How should the supervisor and worker processes be modified to use this
value?) Modify the Promela to include this algorithm and check that jSpin
confirms that the improved model is deadlock free.
b) Implement the algorithm in the C code. Undertake some testing to check
that the code now terminates correctly. (Hint: The supervisor will need to
know how many workers there are.)
c) An alternative implementation of the ‘poison pill’ algorithm requires the
supervisor to output only a single ‘poison pill’ task. For correct
termination, when a worker finds this task, it must place a ‘poison pill’
task back into the tuplespace before terminating (why?). Design and
describe a version of this algorithm and implement it in both the Promela
and the C code.
3. Critical Section Problem and liveness properties
This section uses Promela source code that was seen in Lab exercise 3.
a) Construct a version of a Promela model that implements attempt 1 of the
solution to the Critical Section Problem.
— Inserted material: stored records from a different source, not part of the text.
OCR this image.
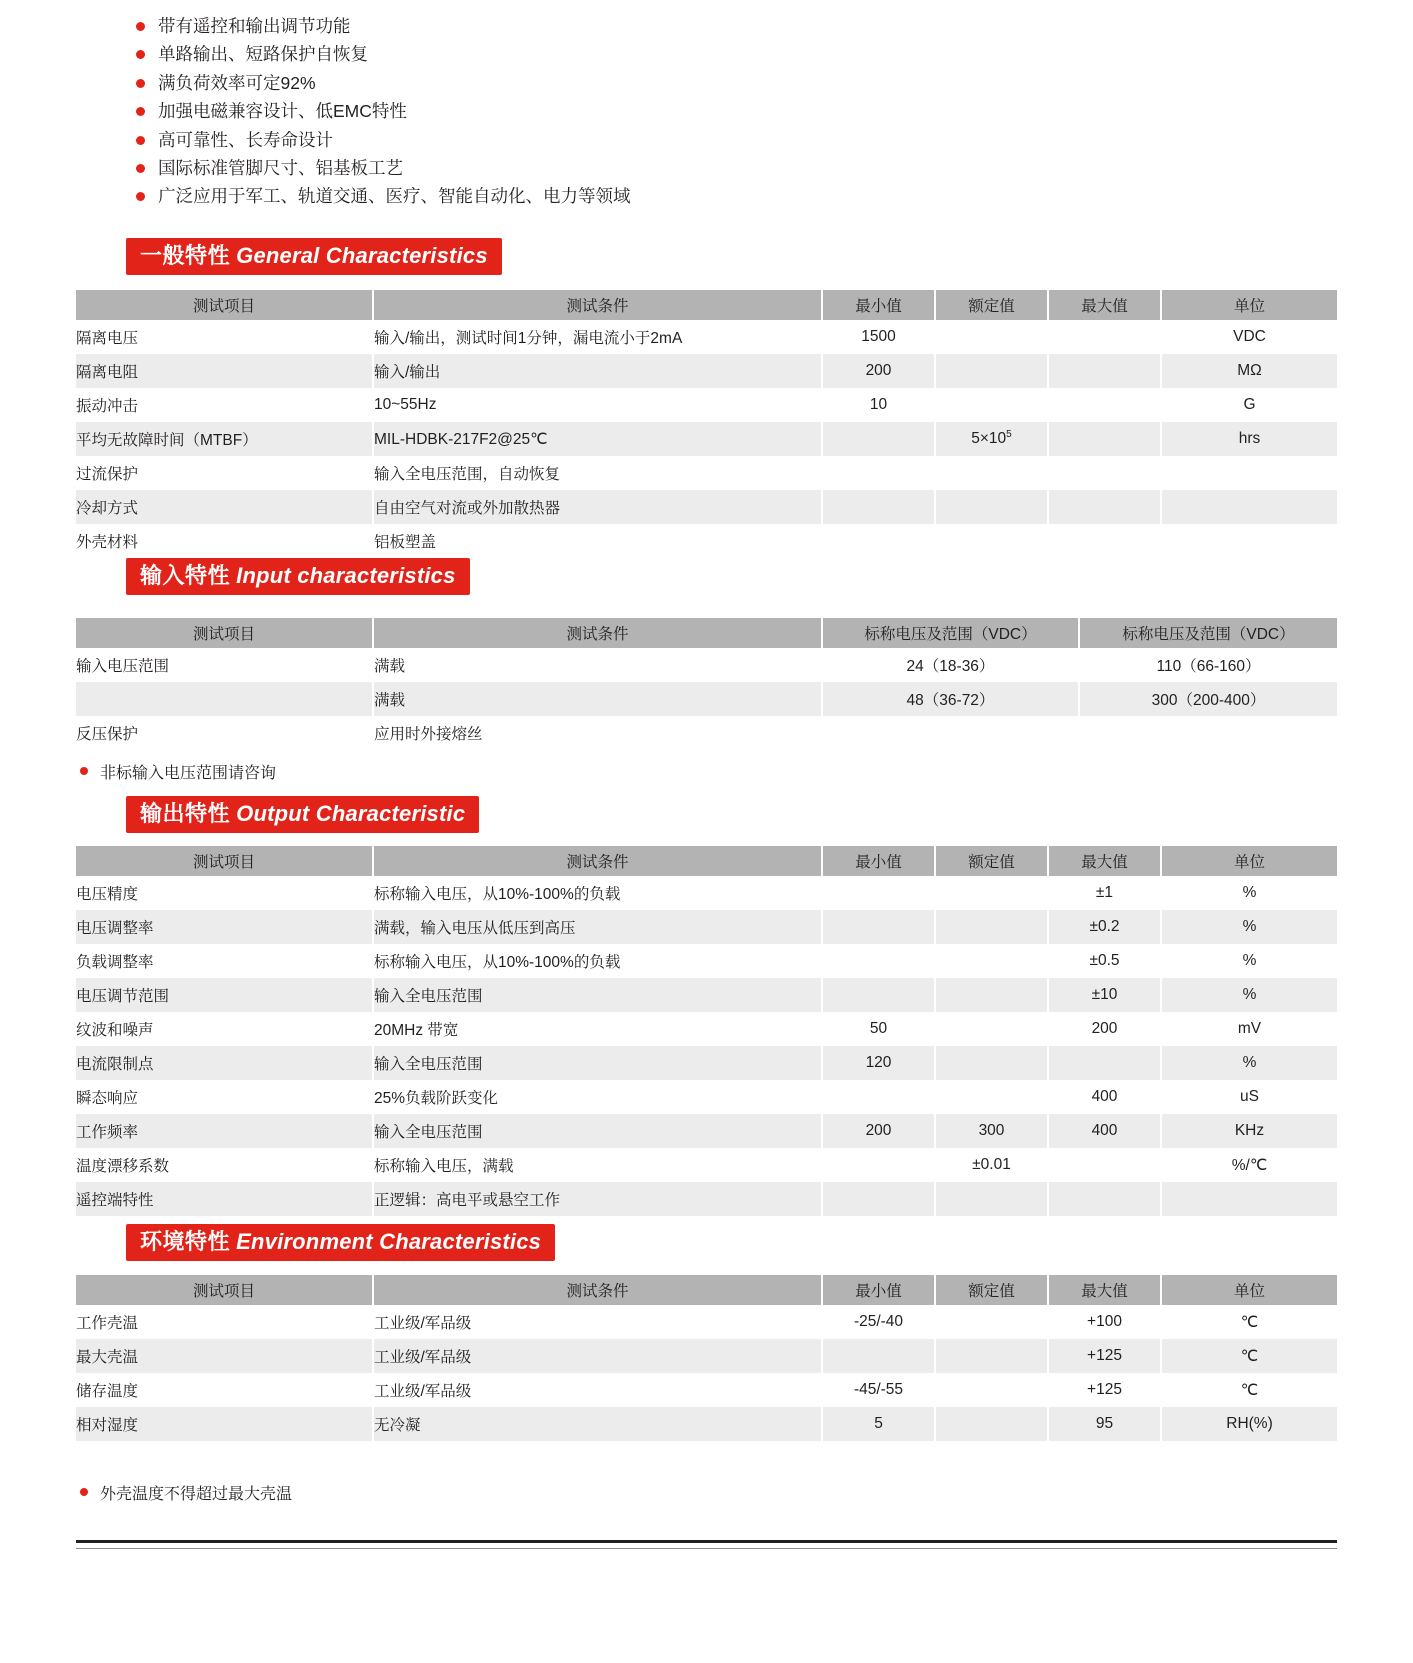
带有遥控和输出调节功能
单路输出、短路保护自恢复
满负荷效率可定92%
加强电磁兼容设计、低EMC特性
高可靠性、长寿命设计
国际标准管脚尺寸、铝基板工艺
广泛应用于军工、轨道交通、医疗、智能自动化、电力等领域
一般特性 General Characteristics
测试项目	测试条件	最小值	额定值	最大值	单位
隔离电压	输入/输出，测试时间1分钟，漏电流小于2mA	1500			VDC
隔离电阻	输入/输出	200			MΩ
振动冲击	10~55Hz	10			G
平均无故障时间（MTBF）	MIL-HDBK-217F2@25℃		$5\times 10^5$		hrs
过流保护	输入全电压范围，自动恢复				
冷却方式	自由空气对流或外加散热器				
外壳材料	铝板塑盖				
输入特性 Input characteristics
测试项目	测试条件	标称电压及范围（VDC）	标称电压及范围（VDC）
输入电压范围	满载	24（18-36）	110（66-160）
	满载	48（36-72）	300（200-400）
反压保护	应用时外接熔丝		
非标输入电压范围请咨询
输出特性 Output Characteristic
测试项目	测试条件	最小值	额定值	最大值	单位
电压精度	标称输入电压，从10%-100%的负载			±1	%
电压调整率	满载，输入电压从低压到高压			±0.2	%
负载调整率	标称输入电压，从10%-100%的负载			±0.5	%
电压调节范围	输入全电压范围			±10	%
纹波和噪声	20MHz 带宽	50		200	mV
电流限制点	输入全电压范围	120			%
瞬态响应	25%负载阶跃变化			400	uS
工作频率	输入全电压范围	200	300	400	KHz
温度漂移系数	标称输入电压，满载		±0.01		%/℃
遥控端特性	正逻辑：高电平或悬空工作				
环境特性 Environment Characteristics
测试项目	测试条件	最小值	额定值	最大值	单位
工作壳温	工业级/军品级	-25/-40		+100	℃
最大壳温	工业级/军品级			+125	℃
储存温度	工业级/军品级	-45/-55		+125	℃
相对湿度	无冷凝	5		95	RH(%)
外壳温度不得超过最大壳温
Include in your model of one of
the processes the code implementing a non-progressing non-critical
section, as discussed in the lectures. Use jSpin to verify that this version of
the model is not free from starvation. Briefly describe the technique you
employed in using jSpin, including any additions you made to the model
code and any properties and verification modes you used in jSpin. Also
report the resulting output from jSpin. Informally describe how the
starvation arises, with reference to the output reported by jSpin.
b) Implement the same non progress non-critical section code in a version of
the (allegedly correct) Dekker’s algorithm. Report the results of a
verification of freedom from starvation in jSpin. Very briefly, describe
how Dekker’s algorithm avoids the starvation present in attempt 1.